Là, tout se passa très vite. Les deux gigantesques agents qui sortirent n’étaient pas vraiment des bavards, et ils ne firent pas plus d’une sommation. Le morveux aux pilules, qui n’était pas du genre à s’écraser face à un uniforme, leur gueula d’aller s’enfoncer leur matraque dans un endroit de leur anatomie qu’il est inutile de préciser. Sans même courir, l’un des policiers fit trois foulées d’ogre pour le soulever par le collet et le jeter sur le capot de leur voiture. Le nez du dealer percuta le pare-brise et se brisa net. Le flic lui passa ensuite sèchement les menottes puis l’abandonna là pour s’occuper du reste de ma bande, dont je m’étais éloigné. Indignés par cette démonstration de justice expéditive, mes quatre anciens acolytes protestèrent sans penser qu’ils allaient aussi y avoir droit. L’un d’eux, dont la grande gueule n’était pas la moindre caractéristique, avança avec assurance vers les deux flics pour appuyer sa colère. Mais sa revendication s’arrêta nette lorsqu’il reçu un féroce coup de Rangers dans les côtes de la part de l’autre agent et partit valser dans un local à poubelles pour ne pas se relever. Comme ils comprirent qu’il ne fallait pas trop chatouiller les deux géants à képi, les trois derniers firent mine de se désintéresser de la situation et tentèrent discrètement de s’éclipser. Malheureusement pour eux, c’était sans compter la détermination psychotique des deux fonctionnaires stakhanovistes. A grand renfort de matraque télescopique, les trois délinquants en herbe furent maîtrisés très rapidement et jetés comme des sacs dans la voiture de fonction.

Toujours menotté et cloué au capot, le nez dégoulinant d’un sang presque noir, le dealer retrouva ses esprits quand les agents le saisirent par les épaules pour l’engouffrer à son tour dans le véhicule. Je l’entendis d’abord gémir de douleur, puis à nouveau proférer des insultes à l’encontre des policiers, qui se regardèrent un moment, s’interrogeant mutuellement sur le sort qu’ils allaient faire subir à ce merdeux récalcitrant. Sans échanger un mot, comme si leur regard était une concertation suffisante, ils attrapèrent d’une main chacun l’épouvantable chevelure du malheureux. Son visage abîmé dirigé vers le ciel nocturne, légèrement éclairé par la Lune et les lampadaires, semblait maintenant implorer le pardon, mais trop tard. Les quatre chocs brutaux qui suivirent étaient ceux du crâne du dealer cognant sur la carrosserie de la voiture. Désormais inanimé, son corps fut balancé dans le coffre de la voiture, toutes les places arrières étant occupées par mes ex acolytes terrorisés. Les habitants du quartier avaient disparus des fenêtres.

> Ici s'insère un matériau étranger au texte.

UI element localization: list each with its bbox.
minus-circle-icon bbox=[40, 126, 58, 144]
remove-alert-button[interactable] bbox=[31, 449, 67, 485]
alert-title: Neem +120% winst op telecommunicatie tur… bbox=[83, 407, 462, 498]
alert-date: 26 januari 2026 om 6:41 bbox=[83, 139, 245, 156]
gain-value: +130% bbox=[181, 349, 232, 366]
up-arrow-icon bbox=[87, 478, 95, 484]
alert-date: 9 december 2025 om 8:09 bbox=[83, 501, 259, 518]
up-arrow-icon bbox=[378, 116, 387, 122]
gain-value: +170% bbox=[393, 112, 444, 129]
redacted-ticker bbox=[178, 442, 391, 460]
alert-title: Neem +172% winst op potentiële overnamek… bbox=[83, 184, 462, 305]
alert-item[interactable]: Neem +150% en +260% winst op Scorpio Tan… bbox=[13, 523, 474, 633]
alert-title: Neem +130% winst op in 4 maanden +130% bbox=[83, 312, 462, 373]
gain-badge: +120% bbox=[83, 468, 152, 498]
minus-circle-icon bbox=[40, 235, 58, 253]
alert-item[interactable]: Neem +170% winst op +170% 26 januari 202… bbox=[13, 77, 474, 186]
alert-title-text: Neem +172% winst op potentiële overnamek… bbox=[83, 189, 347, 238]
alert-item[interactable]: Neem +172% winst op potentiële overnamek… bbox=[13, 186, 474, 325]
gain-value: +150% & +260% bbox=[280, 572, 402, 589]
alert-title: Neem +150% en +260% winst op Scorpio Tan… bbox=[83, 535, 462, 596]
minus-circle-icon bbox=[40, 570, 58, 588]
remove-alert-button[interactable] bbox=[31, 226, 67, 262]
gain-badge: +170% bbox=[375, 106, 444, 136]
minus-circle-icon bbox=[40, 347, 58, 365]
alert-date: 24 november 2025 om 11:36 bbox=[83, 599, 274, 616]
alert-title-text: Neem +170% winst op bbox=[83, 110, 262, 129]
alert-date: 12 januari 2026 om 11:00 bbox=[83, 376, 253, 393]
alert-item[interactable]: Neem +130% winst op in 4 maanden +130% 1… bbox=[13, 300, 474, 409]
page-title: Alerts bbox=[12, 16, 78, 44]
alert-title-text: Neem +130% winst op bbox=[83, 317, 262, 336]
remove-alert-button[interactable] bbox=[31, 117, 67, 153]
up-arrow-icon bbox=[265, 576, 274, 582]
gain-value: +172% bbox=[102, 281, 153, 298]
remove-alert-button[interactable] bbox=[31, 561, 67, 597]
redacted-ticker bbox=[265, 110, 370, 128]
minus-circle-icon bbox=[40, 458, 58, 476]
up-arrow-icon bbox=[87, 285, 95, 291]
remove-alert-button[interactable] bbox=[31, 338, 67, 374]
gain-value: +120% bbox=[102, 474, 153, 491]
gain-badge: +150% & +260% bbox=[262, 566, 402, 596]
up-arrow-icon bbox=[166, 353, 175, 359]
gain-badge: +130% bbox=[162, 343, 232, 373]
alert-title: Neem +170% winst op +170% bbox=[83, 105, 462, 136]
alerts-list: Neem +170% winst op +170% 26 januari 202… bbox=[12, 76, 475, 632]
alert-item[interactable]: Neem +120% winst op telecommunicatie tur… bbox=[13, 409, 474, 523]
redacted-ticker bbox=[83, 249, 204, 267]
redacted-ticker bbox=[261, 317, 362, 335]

C’est avec regard circonspect que j’avais observé la scène, d’une rare violence il faut l’admettre. Les flics démarrèrent leur véhicule, allumèrent leur gyrophare et firent demi-tour. Comme ils se retrouvèrent nez-à-nez avec moi, resté spectateur sur un trottoir obscur, ils s’arrêtèrent un instant et me fixèrent de leurs yeux verts, à travers le pare-brise fissuré par les coups répétés d’un crâne humain.

Ils avaient tous les deux ce même intense regard vert qui devait faire son effet durant les interrogatoires. D’ailleurs, ce n’était pas la seule chose qu’ils avaient commun. Outre l’uniforme, bien entendu, les deux agents avaient la même taille de géant, pas loin de deux mètres. Les cheveux noirs coupés courts et en brosse, un nez long et fin, des lèvres pincées, une peau très claire et sans défauts. C’est au moment où je réalisais qu’il s’agissait de jumeaux que l’agent qui conduisait me fit un signe de tête menaçant pour repartir en trombe et disparaître à deux intersections plus loin.

Tous ces types qui furent jadis, disons, des comparses, des figures familières de mon quotidien, disparurent de ma vie ce jour là. Ils sont partis direction le commissariat et je ne les ai plus jamais revus. A vrai dire, j’en ai oublié jusqu’à leur nom.